Lo miró furioso. Sí, el viejo tiene que saber. Guacho de mierda, ¿lo supo todo el tiempo? La boca se le deformó en una mueca de violencia. ¿Y por qué los va a perdonar? ¿Tiene miedo? ¿De quién? Si nadie nos toca el culo. ¿El viejo se volvió cagón? No. El pensamiento lo azotó como un trallazo. Es un manejo de Ortiz. Negro de mierda, te diste el gusto de ponérmelo en contra. Estás todo el tiempo con él, llenándole la cabeza. Me odiás y yo también te odio. Me quitaste el lugar junto al viejo, pero te voy a devolver el favor. Nadie me va a sacar lo que me pertenece ni decirme lo que tengo que hacer. Voy a arreglar este quilombo, y cuando vuelva, van a saber quién manda. Se terminó Ortiz. Se terminó el viejo.
La decisión le recorrió el cuerpo con un estremecimiento. Se terminó el viejo. La sola idea del poder que iba a caerle entre las manos le sacudió la entrepierna.
—Te estás jugando la cabeza por una calentura... —insistió Mengele ante su silencio.

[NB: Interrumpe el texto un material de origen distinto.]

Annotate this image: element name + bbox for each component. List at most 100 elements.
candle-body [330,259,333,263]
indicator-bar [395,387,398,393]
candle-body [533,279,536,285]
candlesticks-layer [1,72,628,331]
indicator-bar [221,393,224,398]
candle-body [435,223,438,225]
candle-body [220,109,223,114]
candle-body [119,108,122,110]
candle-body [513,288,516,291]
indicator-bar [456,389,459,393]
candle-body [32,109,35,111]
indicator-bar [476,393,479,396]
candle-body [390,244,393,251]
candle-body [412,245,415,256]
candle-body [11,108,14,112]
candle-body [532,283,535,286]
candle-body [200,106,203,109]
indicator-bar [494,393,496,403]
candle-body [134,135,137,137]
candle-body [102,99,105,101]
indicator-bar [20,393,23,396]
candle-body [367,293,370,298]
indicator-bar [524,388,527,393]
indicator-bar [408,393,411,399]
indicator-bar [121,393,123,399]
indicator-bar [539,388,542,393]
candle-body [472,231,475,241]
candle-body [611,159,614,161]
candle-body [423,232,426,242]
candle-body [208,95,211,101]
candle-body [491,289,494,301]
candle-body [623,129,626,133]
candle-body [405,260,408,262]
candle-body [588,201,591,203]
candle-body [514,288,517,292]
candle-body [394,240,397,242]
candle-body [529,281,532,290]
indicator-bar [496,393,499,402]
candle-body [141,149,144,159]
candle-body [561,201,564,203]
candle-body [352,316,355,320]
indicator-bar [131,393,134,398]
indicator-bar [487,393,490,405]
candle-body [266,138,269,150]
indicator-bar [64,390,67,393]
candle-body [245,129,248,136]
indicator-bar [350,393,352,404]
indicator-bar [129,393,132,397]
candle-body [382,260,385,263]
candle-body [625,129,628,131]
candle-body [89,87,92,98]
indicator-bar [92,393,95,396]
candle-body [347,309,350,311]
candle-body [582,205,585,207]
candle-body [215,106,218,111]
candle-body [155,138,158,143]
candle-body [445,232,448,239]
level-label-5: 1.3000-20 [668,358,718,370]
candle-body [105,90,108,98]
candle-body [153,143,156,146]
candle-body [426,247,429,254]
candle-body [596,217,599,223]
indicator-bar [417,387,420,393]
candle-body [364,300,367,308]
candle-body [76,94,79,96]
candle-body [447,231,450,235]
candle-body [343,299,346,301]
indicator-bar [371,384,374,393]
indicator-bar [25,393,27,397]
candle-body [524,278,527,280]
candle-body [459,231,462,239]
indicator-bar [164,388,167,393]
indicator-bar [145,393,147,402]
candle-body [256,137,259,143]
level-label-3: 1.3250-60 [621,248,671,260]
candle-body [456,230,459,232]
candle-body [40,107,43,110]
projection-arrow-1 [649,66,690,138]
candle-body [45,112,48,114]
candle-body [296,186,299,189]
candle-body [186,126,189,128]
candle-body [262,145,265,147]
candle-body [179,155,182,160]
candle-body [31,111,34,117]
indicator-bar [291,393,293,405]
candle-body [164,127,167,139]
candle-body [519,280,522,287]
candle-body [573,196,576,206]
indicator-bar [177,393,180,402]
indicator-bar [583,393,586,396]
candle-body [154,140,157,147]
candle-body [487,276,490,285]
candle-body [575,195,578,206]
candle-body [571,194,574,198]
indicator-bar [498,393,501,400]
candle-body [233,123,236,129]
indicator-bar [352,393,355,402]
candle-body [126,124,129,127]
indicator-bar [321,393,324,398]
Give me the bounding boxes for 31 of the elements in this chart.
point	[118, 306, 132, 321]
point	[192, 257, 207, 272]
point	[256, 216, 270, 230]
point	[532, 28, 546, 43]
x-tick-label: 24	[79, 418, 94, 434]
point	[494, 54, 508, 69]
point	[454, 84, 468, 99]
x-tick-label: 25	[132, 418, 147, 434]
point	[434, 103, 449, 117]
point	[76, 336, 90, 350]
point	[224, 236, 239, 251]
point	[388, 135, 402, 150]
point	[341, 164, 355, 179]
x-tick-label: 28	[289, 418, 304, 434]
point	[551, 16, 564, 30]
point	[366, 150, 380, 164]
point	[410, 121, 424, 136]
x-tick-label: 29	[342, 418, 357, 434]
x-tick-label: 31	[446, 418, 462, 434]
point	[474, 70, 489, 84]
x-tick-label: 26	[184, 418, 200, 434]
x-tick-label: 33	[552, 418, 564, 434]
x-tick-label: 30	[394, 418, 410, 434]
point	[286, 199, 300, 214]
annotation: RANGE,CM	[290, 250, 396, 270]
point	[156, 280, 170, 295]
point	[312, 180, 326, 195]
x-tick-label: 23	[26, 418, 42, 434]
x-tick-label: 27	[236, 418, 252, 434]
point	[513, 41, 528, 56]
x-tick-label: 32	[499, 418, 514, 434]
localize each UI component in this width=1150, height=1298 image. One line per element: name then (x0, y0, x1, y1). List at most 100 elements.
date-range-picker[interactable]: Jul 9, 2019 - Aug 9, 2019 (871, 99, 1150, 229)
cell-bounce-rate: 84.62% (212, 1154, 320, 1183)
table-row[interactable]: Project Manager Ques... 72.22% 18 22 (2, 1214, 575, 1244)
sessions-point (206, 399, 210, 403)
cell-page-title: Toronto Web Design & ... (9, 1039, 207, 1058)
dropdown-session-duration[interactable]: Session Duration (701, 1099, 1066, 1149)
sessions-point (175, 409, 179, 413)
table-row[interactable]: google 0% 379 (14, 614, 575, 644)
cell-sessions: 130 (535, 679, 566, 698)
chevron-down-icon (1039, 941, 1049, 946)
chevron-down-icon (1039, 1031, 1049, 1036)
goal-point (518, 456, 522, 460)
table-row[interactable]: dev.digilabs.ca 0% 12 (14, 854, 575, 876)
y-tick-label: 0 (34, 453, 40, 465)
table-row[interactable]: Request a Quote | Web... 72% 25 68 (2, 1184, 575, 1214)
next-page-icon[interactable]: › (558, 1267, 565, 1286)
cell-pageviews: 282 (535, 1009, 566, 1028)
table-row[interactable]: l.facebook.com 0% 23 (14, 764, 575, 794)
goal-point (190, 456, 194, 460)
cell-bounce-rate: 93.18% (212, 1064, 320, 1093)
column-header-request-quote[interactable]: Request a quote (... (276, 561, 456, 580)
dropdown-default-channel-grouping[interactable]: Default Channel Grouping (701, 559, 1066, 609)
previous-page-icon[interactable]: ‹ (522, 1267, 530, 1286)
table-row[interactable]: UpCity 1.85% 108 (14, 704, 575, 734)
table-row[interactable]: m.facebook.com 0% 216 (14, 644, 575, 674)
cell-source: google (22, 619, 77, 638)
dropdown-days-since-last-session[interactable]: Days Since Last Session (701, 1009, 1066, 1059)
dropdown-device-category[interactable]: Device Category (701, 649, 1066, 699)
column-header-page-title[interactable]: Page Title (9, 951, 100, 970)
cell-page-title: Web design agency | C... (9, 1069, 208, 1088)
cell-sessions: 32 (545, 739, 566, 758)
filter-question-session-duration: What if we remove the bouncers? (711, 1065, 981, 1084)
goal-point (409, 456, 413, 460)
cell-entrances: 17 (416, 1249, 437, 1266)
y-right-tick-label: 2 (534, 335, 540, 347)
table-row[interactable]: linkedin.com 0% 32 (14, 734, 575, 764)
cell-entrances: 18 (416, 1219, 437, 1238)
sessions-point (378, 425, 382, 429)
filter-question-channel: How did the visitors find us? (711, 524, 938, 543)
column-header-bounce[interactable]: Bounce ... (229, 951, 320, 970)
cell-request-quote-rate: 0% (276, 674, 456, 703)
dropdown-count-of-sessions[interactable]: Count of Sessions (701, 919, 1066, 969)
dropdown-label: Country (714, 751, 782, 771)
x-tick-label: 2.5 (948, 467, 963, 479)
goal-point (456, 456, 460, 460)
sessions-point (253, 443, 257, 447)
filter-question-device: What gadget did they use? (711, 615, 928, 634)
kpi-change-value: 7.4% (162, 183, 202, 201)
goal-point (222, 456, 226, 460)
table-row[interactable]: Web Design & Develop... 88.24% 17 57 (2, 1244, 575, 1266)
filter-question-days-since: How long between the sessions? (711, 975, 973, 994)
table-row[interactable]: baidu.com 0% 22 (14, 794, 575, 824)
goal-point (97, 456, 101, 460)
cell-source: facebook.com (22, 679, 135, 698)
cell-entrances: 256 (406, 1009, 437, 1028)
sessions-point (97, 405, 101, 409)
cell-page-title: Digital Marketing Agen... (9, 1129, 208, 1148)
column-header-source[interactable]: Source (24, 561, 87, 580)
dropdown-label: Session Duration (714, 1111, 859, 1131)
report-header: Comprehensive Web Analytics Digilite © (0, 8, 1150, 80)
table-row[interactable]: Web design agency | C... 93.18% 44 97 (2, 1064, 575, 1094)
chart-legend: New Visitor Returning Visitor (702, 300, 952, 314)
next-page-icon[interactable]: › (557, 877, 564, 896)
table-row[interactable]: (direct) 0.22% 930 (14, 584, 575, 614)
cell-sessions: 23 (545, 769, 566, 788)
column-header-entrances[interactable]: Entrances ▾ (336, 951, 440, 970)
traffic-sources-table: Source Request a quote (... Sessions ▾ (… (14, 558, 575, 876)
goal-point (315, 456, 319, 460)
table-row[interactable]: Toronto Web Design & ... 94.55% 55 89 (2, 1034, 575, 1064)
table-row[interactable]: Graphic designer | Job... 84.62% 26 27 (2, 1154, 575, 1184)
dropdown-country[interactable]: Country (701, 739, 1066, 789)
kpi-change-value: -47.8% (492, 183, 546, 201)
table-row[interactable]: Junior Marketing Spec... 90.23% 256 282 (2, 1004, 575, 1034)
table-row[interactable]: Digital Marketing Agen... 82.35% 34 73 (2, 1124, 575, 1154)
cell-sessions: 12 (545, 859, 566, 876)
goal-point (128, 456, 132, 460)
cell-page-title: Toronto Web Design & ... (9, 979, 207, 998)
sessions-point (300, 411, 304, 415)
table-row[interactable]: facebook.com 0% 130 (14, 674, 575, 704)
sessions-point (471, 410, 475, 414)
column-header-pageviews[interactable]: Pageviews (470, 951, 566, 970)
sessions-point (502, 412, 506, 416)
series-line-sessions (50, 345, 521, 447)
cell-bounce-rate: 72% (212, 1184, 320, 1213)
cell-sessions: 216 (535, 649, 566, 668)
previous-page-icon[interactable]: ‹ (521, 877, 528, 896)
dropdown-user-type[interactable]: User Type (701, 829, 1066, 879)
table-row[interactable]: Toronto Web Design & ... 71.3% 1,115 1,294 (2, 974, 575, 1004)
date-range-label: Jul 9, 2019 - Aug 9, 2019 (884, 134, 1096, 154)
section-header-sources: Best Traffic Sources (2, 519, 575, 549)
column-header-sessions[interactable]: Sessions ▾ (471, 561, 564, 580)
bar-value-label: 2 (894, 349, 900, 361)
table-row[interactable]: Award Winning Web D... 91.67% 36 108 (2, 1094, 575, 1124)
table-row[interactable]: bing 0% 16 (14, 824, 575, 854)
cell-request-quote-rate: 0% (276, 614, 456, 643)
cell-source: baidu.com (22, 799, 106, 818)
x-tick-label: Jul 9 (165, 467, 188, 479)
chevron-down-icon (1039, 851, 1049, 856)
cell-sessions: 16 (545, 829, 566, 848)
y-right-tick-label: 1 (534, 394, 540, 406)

Agarró al doctor del cuello de la camisa y lo sacudió contra la pared.
—¿Qué te pasa? ¿Tenés sangre de pato? Cuando hay que apretar a alguno, mandar a la parrilla, trasladar, cogerse minitas, laburo fácil, ¿eso sí te gusta? ¿Reventar por encargo a periodistas sí te gusta? ¿Y ahora que hay que defender lo nuestro, me decís que estoy caliente? ¡Claro que estoy caliente! —lo sacudió de nuevo—. ¡Muy caliente! ¡Tanto que la puta esa va a maldecir el día en que nació!
Siguió sacudiéndolo y golpeándolo. Para cuando pudieron sacárselo de entre las manos, Mengele estaba muerto.
—Tírenlo por ahí. Total, a este hijo de puta no lo quería ni la familia. Preparen todo. Y ni una palabra del paseíto.
—Sí, señor.
El Tigre le hizo señas al Cachorro. Se acabó la joda. El jefe se calentó en serio.